There is Great Love

There is great love in this place of devastation
dire illness, rank injury, and near death
I watch from my room’s uncurtained door
the Brownian movement of white coats
stethoscopes dangling, aids in blue, nurses white
incessant motion, seemingly without meaning
they look at a board I see the edge of and rush off
urgently beyond the narrow scope of my vision
I miss the action when they come to work on me
they draw the curtain that distracts me from my pain
I joke where there are no jokes, let them probe.
One more CAT scan before I rise to higher floors
but still must wait in the corridor and see the action newly.
Then I see them coming, the worried, anxious and fearful
lovers of those thrown up, wrecked here.
A soft eyed black family waiting to know, for their son was shot,
Japanese crying, solitary women dreading their love’s fate,
There is great love in this place of devastation.

Kent Bowker 1/18/ 2016

The Neurologist

I bounced my brain as if in a goofball game
rattled inside its bony shell, Oh well
but my wife thinks I’m unbalanced now, Oh dear
I can touch my fingers from each other to my nose
remember the three words after a while.
The Neurologist puts on his serious face
and bangs me allover with a little rubber hatchet
inducing jerks and spasms and unlikely pleasure
and then with a little but, declares me fine
though it always requires further examination
to see if I’m coco or not.

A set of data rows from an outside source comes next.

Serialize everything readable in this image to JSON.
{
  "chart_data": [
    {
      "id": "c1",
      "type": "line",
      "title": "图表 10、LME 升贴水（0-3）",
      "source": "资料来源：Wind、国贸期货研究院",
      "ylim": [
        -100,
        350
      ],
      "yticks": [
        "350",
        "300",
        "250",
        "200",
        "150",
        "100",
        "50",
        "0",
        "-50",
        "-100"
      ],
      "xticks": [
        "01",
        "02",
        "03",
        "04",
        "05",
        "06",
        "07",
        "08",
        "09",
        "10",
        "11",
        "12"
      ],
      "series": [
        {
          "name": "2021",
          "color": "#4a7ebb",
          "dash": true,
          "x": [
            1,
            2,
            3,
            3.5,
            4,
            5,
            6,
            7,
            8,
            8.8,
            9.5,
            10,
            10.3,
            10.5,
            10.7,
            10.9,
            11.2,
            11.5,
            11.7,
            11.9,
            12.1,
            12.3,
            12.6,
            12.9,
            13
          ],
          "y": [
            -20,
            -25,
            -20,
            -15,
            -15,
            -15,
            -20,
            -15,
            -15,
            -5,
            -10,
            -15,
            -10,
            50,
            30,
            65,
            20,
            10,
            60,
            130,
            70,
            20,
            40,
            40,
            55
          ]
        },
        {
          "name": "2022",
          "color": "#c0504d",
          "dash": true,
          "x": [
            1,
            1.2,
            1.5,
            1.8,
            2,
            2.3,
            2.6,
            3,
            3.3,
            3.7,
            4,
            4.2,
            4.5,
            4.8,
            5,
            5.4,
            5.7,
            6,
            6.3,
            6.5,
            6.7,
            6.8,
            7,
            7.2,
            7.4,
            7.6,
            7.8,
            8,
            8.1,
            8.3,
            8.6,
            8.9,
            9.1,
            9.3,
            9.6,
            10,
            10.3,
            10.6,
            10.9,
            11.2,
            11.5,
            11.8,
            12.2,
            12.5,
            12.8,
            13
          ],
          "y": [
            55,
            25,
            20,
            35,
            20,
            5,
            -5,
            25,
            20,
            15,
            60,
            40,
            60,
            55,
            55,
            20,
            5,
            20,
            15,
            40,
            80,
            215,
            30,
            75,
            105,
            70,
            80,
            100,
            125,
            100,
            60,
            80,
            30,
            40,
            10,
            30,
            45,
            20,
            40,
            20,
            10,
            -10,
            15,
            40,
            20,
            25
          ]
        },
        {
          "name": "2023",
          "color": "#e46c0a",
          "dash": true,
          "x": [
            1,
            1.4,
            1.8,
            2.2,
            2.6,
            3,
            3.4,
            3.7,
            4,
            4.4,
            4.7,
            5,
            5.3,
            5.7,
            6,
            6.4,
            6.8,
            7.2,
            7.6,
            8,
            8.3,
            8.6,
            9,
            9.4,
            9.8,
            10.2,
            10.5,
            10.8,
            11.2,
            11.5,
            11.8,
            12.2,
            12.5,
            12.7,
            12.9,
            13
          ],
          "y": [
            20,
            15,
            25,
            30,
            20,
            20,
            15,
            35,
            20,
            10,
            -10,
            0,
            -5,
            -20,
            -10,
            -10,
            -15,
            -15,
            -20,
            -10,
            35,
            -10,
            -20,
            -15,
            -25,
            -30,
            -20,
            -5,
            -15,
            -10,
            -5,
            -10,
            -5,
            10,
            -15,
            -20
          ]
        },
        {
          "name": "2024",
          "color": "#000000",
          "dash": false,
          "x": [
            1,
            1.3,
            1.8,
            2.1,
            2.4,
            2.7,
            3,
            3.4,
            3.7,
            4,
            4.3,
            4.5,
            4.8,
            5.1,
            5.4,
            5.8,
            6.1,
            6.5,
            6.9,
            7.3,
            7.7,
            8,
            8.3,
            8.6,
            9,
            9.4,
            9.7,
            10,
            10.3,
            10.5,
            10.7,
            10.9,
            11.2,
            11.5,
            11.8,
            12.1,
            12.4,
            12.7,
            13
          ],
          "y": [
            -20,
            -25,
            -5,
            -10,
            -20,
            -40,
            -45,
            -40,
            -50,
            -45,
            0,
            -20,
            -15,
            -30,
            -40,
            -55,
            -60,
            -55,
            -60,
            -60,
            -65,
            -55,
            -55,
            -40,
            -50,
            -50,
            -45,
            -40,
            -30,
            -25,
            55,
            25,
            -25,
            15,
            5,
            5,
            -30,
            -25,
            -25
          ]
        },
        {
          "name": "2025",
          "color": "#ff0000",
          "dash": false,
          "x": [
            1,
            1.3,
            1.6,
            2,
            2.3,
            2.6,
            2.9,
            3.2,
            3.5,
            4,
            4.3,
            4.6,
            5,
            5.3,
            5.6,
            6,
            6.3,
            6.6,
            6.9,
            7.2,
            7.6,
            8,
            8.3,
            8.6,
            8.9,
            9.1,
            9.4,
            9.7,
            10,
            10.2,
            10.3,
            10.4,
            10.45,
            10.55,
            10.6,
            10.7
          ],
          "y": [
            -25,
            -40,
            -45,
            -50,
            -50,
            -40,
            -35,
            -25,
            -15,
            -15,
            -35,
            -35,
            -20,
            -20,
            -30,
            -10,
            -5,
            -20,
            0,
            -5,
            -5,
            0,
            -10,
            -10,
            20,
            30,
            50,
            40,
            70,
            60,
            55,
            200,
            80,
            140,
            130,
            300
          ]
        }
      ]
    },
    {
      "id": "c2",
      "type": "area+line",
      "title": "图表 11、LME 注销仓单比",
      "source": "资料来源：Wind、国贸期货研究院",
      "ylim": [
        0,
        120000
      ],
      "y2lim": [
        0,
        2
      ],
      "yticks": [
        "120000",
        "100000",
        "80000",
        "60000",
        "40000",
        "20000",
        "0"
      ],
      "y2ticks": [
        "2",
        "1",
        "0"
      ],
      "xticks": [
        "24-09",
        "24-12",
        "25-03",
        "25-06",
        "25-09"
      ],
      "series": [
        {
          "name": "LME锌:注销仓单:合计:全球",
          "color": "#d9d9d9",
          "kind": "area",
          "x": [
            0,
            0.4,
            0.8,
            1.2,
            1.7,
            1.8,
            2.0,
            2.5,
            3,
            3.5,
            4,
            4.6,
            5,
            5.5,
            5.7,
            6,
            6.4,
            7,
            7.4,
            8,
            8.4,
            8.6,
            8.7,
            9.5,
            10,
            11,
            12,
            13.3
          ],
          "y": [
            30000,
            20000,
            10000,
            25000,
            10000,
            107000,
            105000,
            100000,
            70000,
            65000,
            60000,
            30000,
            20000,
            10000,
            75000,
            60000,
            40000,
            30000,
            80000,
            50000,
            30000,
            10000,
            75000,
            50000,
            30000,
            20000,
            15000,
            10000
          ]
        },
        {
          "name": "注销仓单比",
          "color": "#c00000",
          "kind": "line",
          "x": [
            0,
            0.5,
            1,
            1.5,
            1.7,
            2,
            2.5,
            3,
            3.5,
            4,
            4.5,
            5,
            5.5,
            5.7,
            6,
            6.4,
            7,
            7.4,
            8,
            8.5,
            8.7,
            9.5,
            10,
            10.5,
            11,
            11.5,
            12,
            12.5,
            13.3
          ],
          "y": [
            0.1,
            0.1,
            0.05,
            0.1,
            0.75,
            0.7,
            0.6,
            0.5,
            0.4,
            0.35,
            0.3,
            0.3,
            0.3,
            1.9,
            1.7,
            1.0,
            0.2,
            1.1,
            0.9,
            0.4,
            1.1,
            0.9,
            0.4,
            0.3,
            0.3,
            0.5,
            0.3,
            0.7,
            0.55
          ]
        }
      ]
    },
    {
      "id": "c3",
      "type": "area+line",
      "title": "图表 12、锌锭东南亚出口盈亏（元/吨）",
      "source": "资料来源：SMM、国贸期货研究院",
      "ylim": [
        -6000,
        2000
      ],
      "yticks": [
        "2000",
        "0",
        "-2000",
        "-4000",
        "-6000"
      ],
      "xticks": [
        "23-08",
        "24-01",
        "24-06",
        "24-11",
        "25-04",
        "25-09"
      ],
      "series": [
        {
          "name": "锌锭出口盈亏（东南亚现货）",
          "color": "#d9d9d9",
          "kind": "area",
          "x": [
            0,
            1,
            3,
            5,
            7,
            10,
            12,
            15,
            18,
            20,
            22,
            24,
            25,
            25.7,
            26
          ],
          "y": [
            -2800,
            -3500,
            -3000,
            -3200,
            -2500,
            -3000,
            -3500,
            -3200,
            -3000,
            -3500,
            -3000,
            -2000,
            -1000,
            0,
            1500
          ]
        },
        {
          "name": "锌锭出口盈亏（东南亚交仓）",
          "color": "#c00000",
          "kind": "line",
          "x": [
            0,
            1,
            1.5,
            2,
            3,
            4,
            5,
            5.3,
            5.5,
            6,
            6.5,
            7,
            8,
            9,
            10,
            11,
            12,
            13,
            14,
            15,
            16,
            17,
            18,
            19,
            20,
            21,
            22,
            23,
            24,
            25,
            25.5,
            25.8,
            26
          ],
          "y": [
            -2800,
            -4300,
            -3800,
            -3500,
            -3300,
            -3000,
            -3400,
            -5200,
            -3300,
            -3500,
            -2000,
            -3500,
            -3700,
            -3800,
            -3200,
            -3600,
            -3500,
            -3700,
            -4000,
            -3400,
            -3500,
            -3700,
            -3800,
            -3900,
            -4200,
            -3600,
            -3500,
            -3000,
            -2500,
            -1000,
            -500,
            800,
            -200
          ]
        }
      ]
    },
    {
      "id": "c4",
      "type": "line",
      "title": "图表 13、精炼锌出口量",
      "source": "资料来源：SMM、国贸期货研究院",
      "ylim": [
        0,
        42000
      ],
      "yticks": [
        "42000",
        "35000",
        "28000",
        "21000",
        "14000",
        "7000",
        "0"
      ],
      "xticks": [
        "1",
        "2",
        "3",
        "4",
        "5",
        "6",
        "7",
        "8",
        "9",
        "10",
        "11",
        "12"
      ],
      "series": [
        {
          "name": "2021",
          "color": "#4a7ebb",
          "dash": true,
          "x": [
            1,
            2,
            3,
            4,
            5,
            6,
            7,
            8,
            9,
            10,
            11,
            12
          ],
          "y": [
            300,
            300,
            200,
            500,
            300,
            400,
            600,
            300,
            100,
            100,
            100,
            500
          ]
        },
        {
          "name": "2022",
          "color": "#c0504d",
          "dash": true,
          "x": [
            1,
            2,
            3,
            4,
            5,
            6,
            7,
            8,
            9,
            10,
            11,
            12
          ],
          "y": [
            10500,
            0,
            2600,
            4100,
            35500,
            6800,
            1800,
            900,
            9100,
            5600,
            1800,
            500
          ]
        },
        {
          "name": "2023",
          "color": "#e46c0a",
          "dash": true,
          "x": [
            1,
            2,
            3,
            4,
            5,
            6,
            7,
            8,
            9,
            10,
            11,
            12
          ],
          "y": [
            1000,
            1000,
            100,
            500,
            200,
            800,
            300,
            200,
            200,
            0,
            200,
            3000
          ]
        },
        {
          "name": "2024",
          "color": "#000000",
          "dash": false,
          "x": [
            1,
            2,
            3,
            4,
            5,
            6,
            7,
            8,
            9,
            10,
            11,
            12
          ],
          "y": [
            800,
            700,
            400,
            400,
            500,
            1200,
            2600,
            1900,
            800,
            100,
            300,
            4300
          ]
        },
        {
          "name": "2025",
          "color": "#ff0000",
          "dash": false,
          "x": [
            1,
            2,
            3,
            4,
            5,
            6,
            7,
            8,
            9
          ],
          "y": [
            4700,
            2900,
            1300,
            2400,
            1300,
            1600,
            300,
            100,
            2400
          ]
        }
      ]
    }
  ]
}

So we sing the song
of referrals, hither and yon, sanity always in doubt
once the question is asked. Face it my dear,
I lost my drivers license and will now succumb
to the ills of cooped up-ness and your horror
of having to have me always at home
and demanding errands and rides as well
but to hell with all of that, I’m slow, not retarded
by blows like old prize fighters
and must defy the judgmental bell
that tolls for you too as well as me.


How Fortunate We Are

I’m no longer shocked by the awful reports
of damaged refugees, beaten by clubs
their heads and faces so often crushed,
it’s so often, police bully clubs or rifle butts
or the fists and bricks of black clad gangs.
Doesn’t matter which, the pain’s the same.
We see it, read about it too often
whether it happens in Calais or Israel
Syrian refuge, or removed Palestinian
that we don’t think about the pain
or the blood caking, or the ghastly bruises
don’t think much until it happens to you.

When I fell and smashed my face
there was a hospital to care for me
and many months of visiting nurses
and physical therapies till I was well.
I look normal now, bones have healed
but now I think of those others
who’ll not be cared for, festering wounds
profound disfigurement, lingering pain
how unfair this world is to the venerable
and how little we actual encounter the wreckage
from the wars we started and those we left to die.